Before it was built! This Heminges signature looks nothing like authenticated Heminges autographs. Or so I’m told.

 

W.H.

A m-matter of op-p-pinion, surely.

 

SAM:

Shut up, son. Boswell himself had passed on this. The poet laureate.

The College of Heralds. The Duke of Clarence.

 

W.H.

Well, then.

 

SAM:

But they’re not right! Not right! Wrong hand and orthography, wrong history

– BAD SPELLING!!!

 

JORDIE:

That don’t count.

 

                                                            SAM rises in a rage, blind as he is, to whip

                                                            JORDIE with the paper, driving him from the room.

 

SAM:

And now I find myself mocked? Me! A scholar!

Mocked from the pages of volumes by Malone!

Mocked from stage by Kemble at Drury Lane!

My discoveries called forgeries, crimes,

The grossest of flimsy impostures!

 

JORDIE:

I got a lead on poxy skeleton, the Duke of Gloucester’s!

Marlowe’s Coronor’s Report, a portrait dated

Armada year that may be Shakespeare’s!

 

SAM:

Get out, get out! It’s killing me, you fool!

 

                                                            JORDIE bows and hastens away, followed by                                                                     

                                                           W.H., who sees him out. SAM collapses, weeping.

                                                            After a moment. W.H. returns and kneels at his

                                                            blind father’s feet.

 

W.H.

F-f-f-father… f-father… It was m-m-me.

 

SAM:

How now?

 

W.H.

Sir, it was m-m-me. The f-forgeries. I wanted so to p-p-please you.

 

                                                            SAM takes this in, nodding, then smiling.

 

SAM:

No. Oh Lord, you are a brave lad for the trying,

And well I love you for that heart would bleed for me.

But well I know, my son, you’ve not the head for this.

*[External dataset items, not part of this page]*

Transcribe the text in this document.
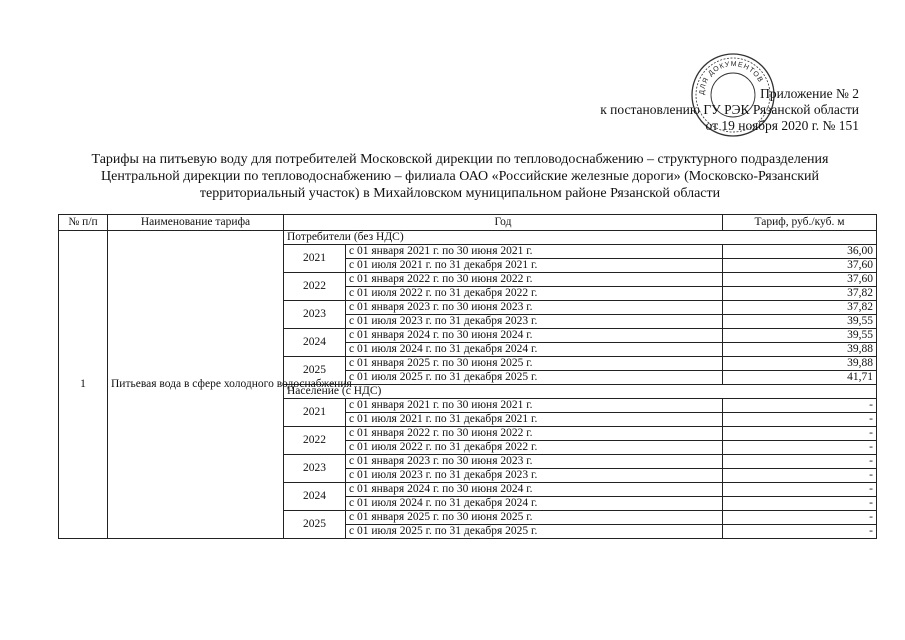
ДЛЯ ДОКУМЕНТОВ
Приложение № 2
к постановлению ГУ РЭК Рязанской области
от 19 ноября 2020 г. № 151
Тарифы на питьевую воду для потребителей Московской дирекции по тепловодоснабжению – структурного подразделения
Центральной дирекции по тепловодоснабжению – филиала ОАО «Российские железные дороги» (Московско-Рязанский
территориальный участок) в Михайловском муниципальном районе Рязанской области
№ п/п	Наименование тарифа	Год		Тариф, руб./куб. м
1	Питьевая вода в сфере холодного водоснабжения	Потребители (без НДС)		
		2021	с 01 января 2021 г. по 30 июня 2021 г.	36,00
			с 01 июля 2021 г. по 31 декабря 2021 г.	37,60
		2022	с 01 января 2022 г. по 30 июня 2022 г.	37,60
			с 01 июля 2022 г. по 31 декабря 2022 г.	37,82
		2023	с 01 января 2023 г. по 30 июня 2023 г.	37,82
			с 01 июля 2023 г. по 31 декабря 2023 г.	39,55
		2024	с 01 января 2024 г. по 30 июня 2024 г.	39,55
			с 01 июля 2024 г. по 31 декабря 2024 г.	39,88
		2025	с 01 января 2025 г. по 30 июня 2025 г.	39,88
			с 01 июля 2025 г. по 31 декабря 2025 г.	41,71
		Население (с НДС)		
		2021	с 01 января 2021 г. по 30 июня 2021 г.	-
			с 01 июля 2021 г. по 31 декабря 2021 г.	-
		2022	с 01 января 2022 г. по 30 июня 2022 г.	-
			с 01 июля 2022 г. по 31 декабря 2022 г.	-
		2023	с 01 января 2023 г. по 30 июня 2023 г.	-
			с 01 июля 2023 г. по 31 декабря 2023 г.	-
		2024	с 01 января 2024 г. по 30 июня 2024 г.	-
			с 01 июля 2024 г. по 31 декабря 2024 г.	-
		2025	с 01 января 2025 г. по 30 июня 2025 г.	-
			с 01 июля 2025 г. по 31 декабря 2025 г.	-
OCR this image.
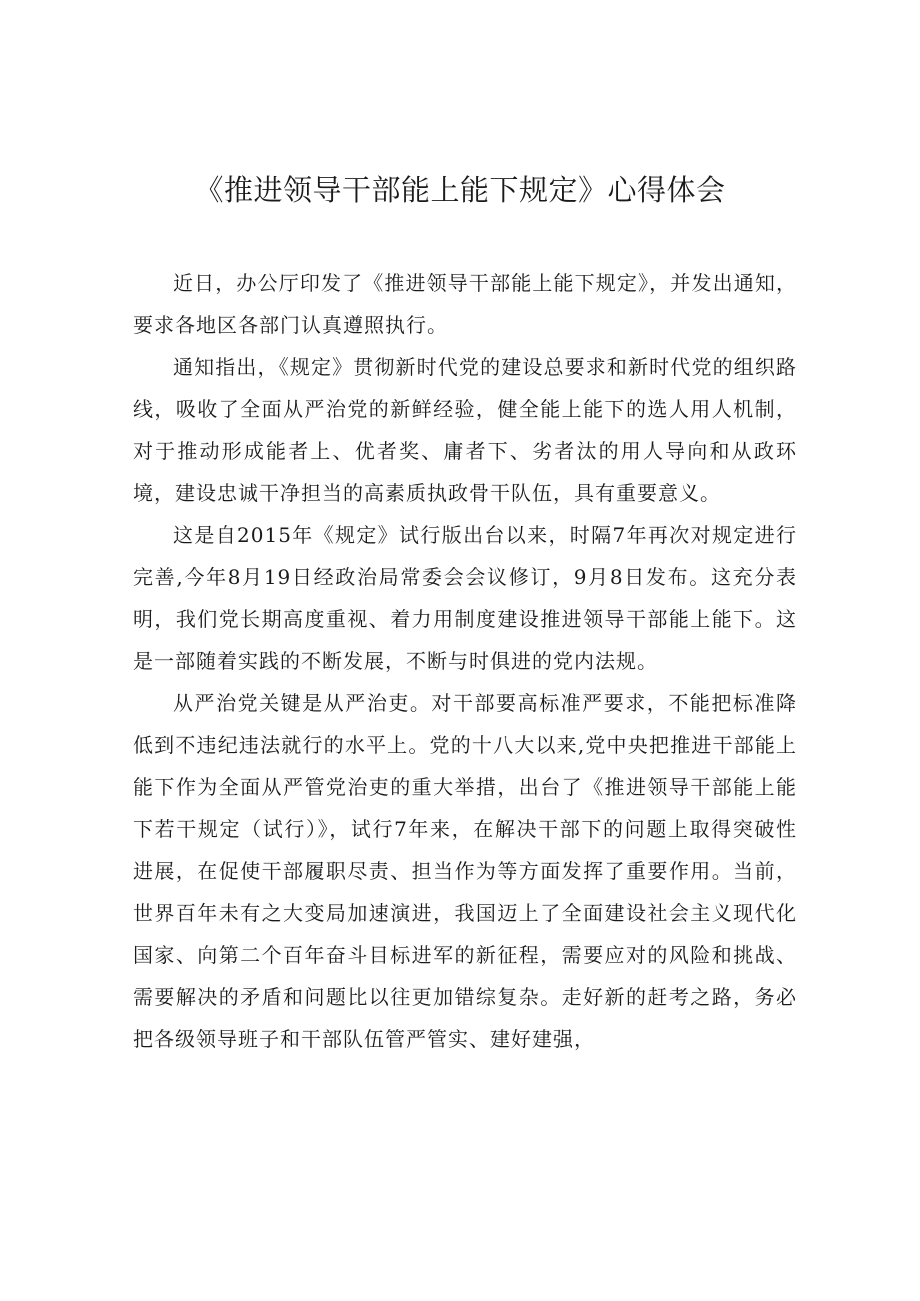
《推进领导干部能上能下规定》心得体会

近日，办公厅印发了《推进领导干部能上能下规定》，并发出通知，要求各地区各部门认真遵照执行。

通知指出，《规定》贯彻新时代党的建设总要求和新时代党的组织路线，吸收了全面从严治党的新鲜经验，健全能上能下的选人用人机制，对于推动形成能者上、优者奖、庸者下、劣者汰的用人导向和从政环境，建设忠诚干净担当的高素质执政骨干队伍，具有重要意义。

这是自2015年《规定》试行版出台以来，时隔7年再次对规定进行完善,今年8月19日经政治局常委会会议修订，9月8日发布。这充分表明，我们党长期高度重视、着力用制度建设推进领导干部能上能下。这是一部随着实践的不断发展，不断与时俱进的党内法规。

从严治党关键是从严治吏。对干部要高标准严要求，不能把标准降低到不违纪违法就行的水平上。党的十八大以来,党中央把推进干部能上能下作为全面从严管党治吏的重大举措，出台了《推进领导干部能上能下若干规定（试行）》，试行7年来，在解决干部下的问题上取得突破性进展，在促使干部履职尽责、担当作为等方面发挥了重要作用。当前，世界百年未有之大变局加速演进，我国迈上了全面建设社会主义现代化国家、向第二个百年奋斗目标进军的新征程，需要应对的风险和挑战、需要解决的矛盾和问题比以往更加错综复杂。走好新的赶考之路，务必把各级领导班子和干部队伍管严管实、建好建强，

No, you’re not nearly clever enough to have freighted

so much mischief. I thank ye, though.

 

W.H.

I, s-s-sir, your son, AM that p-p-person!

 

                                                            SAM feels his son’s face gently, reading his tears.

 

SAM:

No. I won’t believe it. What is it Vortingen says?

 

            Make me forget the place by blood I hold,

            And break the tie twixt father and his child?

 

No. You may be a dull boy. But you are my son. You would not wound me so.

 

 

                                                            The two sit in silence for a moment, the elder man

                                                            striving not to weep, keep his dignity; the younger,

                                                            left with nothing else to comfort him, free to do so.

 

In Ecclestiastic Latin, the word is scandulum :

“that on which one trips, cause of offense”

In Greek, it’s skándalon, “A trap” is more the sense.

“A moral stumbling.” “The thing that causes one to sin.”

 

            Woe to the world for things that cause people to stumble!

            Scandals must come, but woe to those through whom they come!

Matthew 18:7 (or is it Luke 17:1?)

 

“Discredit to one’s reputation” that’s what brings in

the shame. The public disclosure of one’s crime. Or sin.

 

                                                            A pause.

 

I don’t know what I did.

 

                                                            A pause.

 

I did not think myself guilty of the sin of Pride.

But Sam, if only I had heeded your advice,

And not have published.

 

W.H.

Indeed, sir.

 

SAM:

It’s just so hard sometimes, to know where one has stumbled.

 

                                                            W.H. takes this in, nodding, as

                                                            LIGHTS FADE TO BLACK.

 

                                                            END OF PLAY.